The printed `predictions_df` DataFrame provides a comprehensive set of match predictions for the given fixtures. The table includes columns such as "Home" and "Away," listing the participating teams for each match. The "Over Prediction" and "Under Prediction" columns provide anticipated goal totals for the corresponding match, with the "Result Prediction" column delivering a forecast of the likely match outcome, including potential scenarios such as a home win, away win, or a draw. The "BTS Prediction" column offers insights into whether both teams are expected to score. These predictions are based on intricate calculations leveraging Poisson statistics and the teams' respective attacking and defensive strengths. The DataFrame serves as a valuable reference for forecasting match results and goal expectations in the context of the analyzed football league.

In [8]:
predictions_df

Unnamed: 0,Home,Away,Over Prediction,Under Prediction,Result Prediction,BTS Prediction
0,Crystal Palace,Tottenham,Over 0,Under 4.5,No result,No result
1,Chelsea,Brentford,Over 0,Under 3.5,No result,No result
2,Bournemouth,Burnley,Over 0,Under 3.5,No result,No result
3,Arsenal,Sheffield Utd,Over 0.5,Under 5.5,Home does not lose,No result
4,Wolves,Newcastle Utd,Over 2.5,Under 5.5,Home wins,No result
5,West Ham,Everton,Over 0.5,Under 5.5,No result,No result
6,Liverpool,Nott'ham Forest,Over 0,Under 5.5,Home does not lose,No result
7,Brighton,Fulham,Over 0,Under 5.5,Home does not lose,No result
8,Aston Villa,Luton Town,Over 1.5,Under 5.5,Home wins,No result
9,Manchester Utd,Manchester City,Over 0,Under 4.5,No result,No result


## Conclusion

In this project, we embarked on a mystical journey into the realm of football analytics, leveraging data extracted from the esteemed website fbref.com. We began by extracting statistical tables and fixture data for various renowned football leagues across the globe, focusing specifically on the English Premier League.

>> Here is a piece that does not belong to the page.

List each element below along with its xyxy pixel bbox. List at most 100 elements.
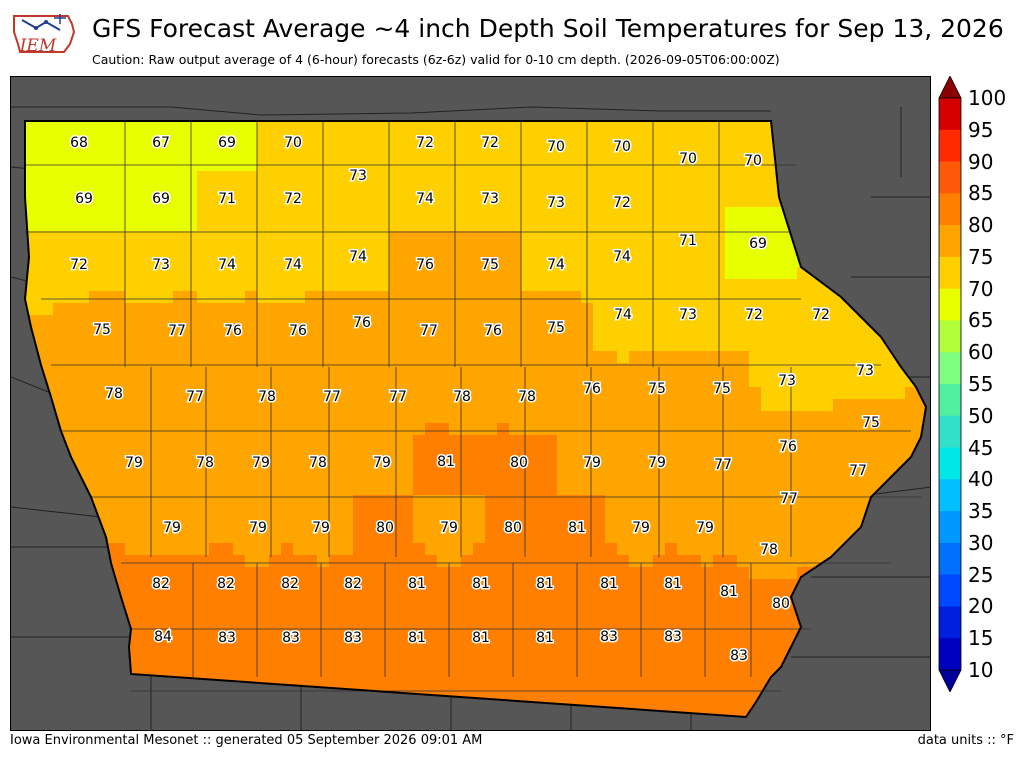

By diving into the code, we comprehensively computed a range of crucial metrics, including team attacking and defensive strengths, league average goals, and team goal expectancies. Employing advanced statistical methodologies such as the Poisson distribution, we conjured forth a myriad of intriguing predictions, including over/under predictions, match results, and both teams to score (BTS) forecasts.
> Through this magical journey, we unearthed valuable insights that illuminated the mystical depths of football analytics, unraveling the enigmatic tapestry of the beautiful game.

> However, the unpredictability of football results is the essence of the sport, defying any attempts to fully forecast the outcomes, adding to the allure and magic of the game.